Bertram Barth ist geschäftsführender Gesellschafter der Integral Marktforschung. Dieses hat für die Initiative Mutter Erde und die Umweltorganisation Global 2000 eine Sinus-Milieu-Studie zum Thema Klimakrise in Österreich erstellt. Sinus-Milieu-Studie heißt, dass sich die Erhebung, die auf einer Befragung von 1000 Personen ab 16 Jahren basiert und in der ersten Augusthälfte durchgeführt wurde, nicht nur an statistischen Daten wie Alter, Geschlecht, Bildung etc. orientiert, sondern auch an Wertgemeinschaften. Deren 10 sind in der Studie repräsentiert:

Konservative: Leitmilieu im traditionellen Bereich mit einer hohen Verantwortungsethik. Stark von christlichen Wertvorstellungen geprägt, hohe Wertschätzung von Bildung und Kultur, kritisch gegenüber aktuellen gesellschaftlichen Entwicklungen.
Traditionelle: Das auf Sicherheit, Ordnung und Stabilität fokussierte Milieu: Verwurzelt in der alten kleinbürgerlichen Welt, in der traditionellen Arbeiterkultur und im traditionell ländlichen Milieu.
Etablierte: Die leistungsorientierte Elite mit starkem Traditionsbewusstsein. Deutliche Exklusivitäts- und Führungsansprüche, hohes Standesbewusstsein und ausgeprägtes Verantwortungsethos.
Postmaterielle: Weltoffene Gesellschaftskritiker; gebildetes, vielfältig kulturinteressiertes Milieu, kosmopolitisch orientiert, aber kritisch gegenüber Globalisierung; sozial engagiert.
Performer: Die flexible und global orientierte moderne Elite.

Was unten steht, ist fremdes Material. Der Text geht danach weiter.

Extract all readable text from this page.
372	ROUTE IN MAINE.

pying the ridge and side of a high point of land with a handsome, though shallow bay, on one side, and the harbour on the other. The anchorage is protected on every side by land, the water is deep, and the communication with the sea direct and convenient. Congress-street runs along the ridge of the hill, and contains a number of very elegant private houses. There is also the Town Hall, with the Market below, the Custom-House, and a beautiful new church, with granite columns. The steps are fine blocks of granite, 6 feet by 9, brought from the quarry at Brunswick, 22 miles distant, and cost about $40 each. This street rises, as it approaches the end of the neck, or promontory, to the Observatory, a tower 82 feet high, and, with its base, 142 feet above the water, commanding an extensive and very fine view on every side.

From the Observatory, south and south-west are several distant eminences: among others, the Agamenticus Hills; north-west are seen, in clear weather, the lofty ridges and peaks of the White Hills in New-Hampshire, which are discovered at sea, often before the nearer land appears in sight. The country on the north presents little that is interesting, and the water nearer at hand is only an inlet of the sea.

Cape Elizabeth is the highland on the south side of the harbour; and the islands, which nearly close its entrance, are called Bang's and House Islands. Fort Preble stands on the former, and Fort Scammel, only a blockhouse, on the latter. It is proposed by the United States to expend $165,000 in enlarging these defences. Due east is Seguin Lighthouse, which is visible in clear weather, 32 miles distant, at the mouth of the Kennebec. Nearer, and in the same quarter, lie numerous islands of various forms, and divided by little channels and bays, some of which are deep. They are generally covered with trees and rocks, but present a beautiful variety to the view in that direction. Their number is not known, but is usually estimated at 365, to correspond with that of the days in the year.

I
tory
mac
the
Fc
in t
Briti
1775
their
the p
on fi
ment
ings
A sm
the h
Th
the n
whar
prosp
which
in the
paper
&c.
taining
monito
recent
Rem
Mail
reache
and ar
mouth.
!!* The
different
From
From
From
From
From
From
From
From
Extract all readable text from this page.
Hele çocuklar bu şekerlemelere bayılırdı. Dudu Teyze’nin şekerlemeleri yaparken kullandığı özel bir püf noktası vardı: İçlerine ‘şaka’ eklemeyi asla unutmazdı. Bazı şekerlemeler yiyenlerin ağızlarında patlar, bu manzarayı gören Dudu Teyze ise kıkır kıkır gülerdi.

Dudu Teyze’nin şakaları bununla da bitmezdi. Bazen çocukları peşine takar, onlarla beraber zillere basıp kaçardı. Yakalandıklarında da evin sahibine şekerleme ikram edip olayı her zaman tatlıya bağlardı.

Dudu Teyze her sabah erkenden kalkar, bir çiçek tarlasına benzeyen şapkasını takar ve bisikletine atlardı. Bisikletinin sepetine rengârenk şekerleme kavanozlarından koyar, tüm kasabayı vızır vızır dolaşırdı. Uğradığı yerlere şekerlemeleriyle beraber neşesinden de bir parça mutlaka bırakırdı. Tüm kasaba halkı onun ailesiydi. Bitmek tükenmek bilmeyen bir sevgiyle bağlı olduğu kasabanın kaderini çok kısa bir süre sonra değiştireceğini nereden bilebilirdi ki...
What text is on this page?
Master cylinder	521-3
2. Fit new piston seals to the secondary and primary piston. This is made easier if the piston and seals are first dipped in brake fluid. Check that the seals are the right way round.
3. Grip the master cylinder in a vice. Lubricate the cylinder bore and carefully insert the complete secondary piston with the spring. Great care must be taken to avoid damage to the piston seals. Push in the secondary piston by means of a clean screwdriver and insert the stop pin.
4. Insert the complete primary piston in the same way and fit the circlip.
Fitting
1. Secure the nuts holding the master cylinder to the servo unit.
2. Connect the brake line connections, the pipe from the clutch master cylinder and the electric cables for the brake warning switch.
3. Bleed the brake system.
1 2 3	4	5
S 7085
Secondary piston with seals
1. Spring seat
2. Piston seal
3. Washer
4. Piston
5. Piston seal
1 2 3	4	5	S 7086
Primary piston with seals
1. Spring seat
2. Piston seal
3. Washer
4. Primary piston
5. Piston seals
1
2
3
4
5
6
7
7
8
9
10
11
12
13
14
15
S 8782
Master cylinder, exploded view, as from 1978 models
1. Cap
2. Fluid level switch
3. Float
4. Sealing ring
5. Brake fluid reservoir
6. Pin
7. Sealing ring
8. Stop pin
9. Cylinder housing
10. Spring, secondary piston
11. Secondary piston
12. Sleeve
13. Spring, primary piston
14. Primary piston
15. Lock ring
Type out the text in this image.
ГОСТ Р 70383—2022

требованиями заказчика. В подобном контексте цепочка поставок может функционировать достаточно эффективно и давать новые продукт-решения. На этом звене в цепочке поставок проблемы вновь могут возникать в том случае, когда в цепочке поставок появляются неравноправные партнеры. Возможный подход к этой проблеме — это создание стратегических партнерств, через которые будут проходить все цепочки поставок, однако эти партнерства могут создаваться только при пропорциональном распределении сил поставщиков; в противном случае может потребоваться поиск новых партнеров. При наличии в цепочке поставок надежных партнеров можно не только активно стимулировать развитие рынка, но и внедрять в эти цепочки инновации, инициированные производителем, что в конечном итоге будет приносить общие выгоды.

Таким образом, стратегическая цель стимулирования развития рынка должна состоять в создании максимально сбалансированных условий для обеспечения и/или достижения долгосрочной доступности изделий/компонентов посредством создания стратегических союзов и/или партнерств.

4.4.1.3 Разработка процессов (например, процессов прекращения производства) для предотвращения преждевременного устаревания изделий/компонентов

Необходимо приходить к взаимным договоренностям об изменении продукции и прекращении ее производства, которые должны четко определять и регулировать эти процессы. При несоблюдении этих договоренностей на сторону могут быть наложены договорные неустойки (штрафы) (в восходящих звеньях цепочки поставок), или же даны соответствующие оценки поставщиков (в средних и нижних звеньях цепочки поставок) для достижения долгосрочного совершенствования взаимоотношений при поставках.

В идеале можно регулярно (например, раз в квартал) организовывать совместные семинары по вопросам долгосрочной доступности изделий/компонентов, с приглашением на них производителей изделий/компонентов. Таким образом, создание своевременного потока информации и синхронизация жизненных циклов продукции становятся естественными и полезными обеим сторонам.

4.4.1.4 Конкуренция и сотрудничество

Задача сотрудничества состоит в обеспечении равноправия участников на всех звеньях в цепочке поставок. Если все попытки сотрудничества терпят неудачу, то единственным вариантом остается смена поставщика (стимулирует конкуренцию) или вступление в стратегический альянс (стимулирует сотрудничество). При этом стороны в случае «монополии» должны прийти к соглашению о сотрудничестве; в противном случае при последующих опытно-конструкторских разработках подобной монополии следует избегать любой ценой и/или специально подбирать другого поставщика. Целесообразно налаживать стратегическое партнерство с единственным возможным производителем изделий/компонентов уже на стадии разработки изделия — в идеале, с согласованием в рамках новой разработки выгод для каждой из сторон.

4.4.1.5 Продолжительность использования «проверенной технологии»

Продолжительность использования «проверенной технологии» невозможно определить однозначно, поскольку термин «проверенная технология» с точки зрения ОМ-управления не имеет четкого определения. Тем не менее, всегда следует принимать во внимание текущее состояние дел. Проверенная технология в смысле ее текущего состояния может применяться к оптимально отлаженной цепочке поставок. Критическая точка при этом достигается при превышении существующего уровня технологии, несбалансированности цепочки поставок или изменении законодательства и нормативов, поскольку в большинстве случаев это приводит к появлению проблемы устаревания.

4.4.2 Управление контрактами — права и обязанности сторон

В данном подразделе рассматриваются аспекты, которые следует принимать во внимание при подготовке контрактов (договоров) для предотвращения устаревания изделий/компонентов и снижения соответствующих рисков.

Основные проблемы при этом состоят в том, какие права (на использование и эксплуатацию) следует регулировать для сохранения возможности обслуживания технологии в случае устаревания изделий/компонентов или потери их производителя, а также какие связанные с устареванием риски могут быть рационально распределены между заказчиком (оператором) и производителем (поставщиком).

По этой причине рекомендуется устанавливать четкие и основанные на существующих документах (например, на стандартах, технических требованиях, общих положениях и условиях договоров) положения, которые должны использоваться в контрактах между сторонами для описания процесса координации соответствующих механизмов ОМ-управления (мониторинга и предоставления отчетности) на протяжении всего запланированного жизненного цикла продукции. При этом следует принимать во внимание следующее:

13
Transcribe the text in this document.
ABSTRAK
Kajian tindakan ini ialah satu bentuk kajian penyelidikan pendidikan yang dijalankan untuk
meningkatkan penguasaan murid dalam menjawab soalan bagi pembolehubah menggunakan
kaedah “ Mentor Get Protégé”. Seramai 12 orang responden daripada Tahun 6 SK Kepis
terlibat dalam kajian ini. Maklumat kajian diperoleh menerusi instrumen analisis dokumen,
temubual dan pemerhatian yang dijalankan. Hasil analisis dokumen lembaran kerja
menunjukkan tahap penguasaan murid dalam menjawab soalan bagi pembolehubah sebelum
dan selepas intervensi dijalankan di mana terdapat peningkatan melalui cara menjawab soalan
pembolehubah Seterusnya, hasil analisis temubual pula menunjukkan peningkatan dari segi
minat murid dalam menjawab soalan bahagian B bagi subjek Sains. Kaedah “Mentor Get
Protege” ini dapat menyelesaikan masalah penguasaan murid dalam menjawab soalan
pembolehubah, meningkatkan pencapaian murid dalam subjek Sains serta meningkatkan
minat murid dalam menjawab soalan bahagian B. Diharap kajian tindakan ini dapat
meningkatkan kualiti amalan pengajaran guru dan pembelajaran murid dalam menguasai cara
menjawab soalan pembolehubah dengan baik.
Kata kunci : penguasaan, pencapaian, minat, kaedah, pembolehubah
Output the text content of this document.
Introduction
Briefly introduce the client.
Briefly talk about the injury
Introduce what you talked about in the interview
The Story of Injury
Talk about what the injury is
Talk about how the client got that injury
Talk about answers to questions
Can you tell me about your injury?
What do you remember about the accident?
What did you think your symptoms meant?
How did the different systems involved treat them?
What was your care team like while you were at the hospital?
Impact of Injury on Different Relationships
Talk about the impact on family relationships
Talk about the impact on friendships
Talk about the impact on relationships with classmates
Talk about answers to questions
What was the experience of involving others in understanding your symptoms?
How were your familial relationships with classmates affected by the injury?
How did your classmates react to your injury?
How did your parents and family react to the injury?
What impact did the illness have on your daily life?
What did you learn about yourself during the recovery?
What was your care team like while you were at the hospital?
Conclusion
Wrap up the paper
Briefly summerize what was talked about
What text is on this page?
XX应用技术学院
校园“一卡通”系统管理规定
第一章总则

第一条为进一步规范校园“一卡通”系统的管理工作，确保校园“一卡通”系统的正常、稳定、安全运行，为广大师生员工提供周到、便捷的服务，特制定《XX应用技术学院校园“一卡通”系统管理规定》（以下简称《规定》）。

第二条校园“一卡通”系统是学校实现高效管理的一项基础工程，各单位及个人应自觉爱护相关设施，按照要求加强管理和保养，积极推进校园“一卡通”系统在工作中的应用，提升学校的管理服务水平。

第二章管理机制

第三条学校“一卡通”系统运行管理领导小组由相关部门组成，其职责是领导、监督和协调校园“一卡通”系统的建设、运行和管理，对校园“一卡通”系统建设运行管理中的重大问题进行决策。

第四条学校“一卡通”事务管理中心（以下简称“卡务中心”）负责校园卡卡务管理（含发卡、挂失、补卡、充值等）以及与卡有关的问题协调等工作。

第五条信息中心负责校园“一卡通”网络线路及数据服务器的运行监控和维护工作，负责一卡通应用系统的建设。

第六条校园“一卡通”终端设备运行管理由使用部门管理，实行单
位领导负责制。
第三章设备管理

Effizienz, Eigenverantwortung und individueller Erfolg haben oberste Priorität; hohe Business-und IT-Kompetenz.
Digitale Individualisten: Die individualistische und vernetzte Lifestyle-Avantgarde. Mental und geographisch mobil, online und offline vernetzt, ständig auf der Suche nach neuen Erfahrungen.
Bürgerliche Mitte: Der leistungs- und anpassungsbereite Mainstream. Streben nach beruflicher und sozialer Etablierung, gesicherten und harmonischen Verhältnissen, Halt und Orientierung, Ruhe und Entschleunigung.
Adaptiv-Pragmatische: Die neue flexible Mitte. Ausgeprägter Lebenspragmatismus, Streben nach Verankerung, Zugehörigkeit, Sicherheit; Grundsätzliche Leistungsbereitschaft, aber auch Wunsch nach Spaß und Unterhaltung.
Konsumorientierte Basis: Die um Teilhabe bemühte, konsumorientierte Unterschicht. Ausgeprägte Gefühle der Benachteiligung, Zukunftsängste und Ressentiments; bemüht, Anschluss zu halten an den Lebensstil und die Konsumstandards der Mitte.
Hedonisten: Die momentbezogene, erlebnishungrige untere Mitte; Leben im Hier und Jetzt, Suche nach Spaß und Unterhaltung; Verweigerung von Konventionen der Mehrheitsgesellschaft.

Hohes Interesse 

Der Studie zufolge ist die Anteilnahme am Thema Klimawandel in Österreich sehr hoch: Gut vier Fünftel bzw. 79 Prozent der Befragen bekunden Interesse; 34 Prozent ein starkes. Besonders ausgeprägt ist es - naturgemäß - bei den Postmateriellen; bei ihnen beträgt es 51 Prozent. Starkes Interesse herrscht auch (in dieser Reihenfolge) bei Konservativen, Bürgerlicher Mitte, Etablierten und Performern. Immerhin ein Problembewusstsein zeigen noch die Hedonisten, die in einigen Punkten dieser Studien etwas überraschen. Wenig verwundert dagegen, wer die nicht so Interessierten sind: Die Konsumorientierte Basis, die Traditionellen und die Adaptiv-Pragmatischen. Ganz übel sieht´s aus bei den Digitalen Individualisten: Nur 13 Prozent von ihnen interessieren sich für den Klimawandel (mein Computer rennt auch ohne Ökostrom).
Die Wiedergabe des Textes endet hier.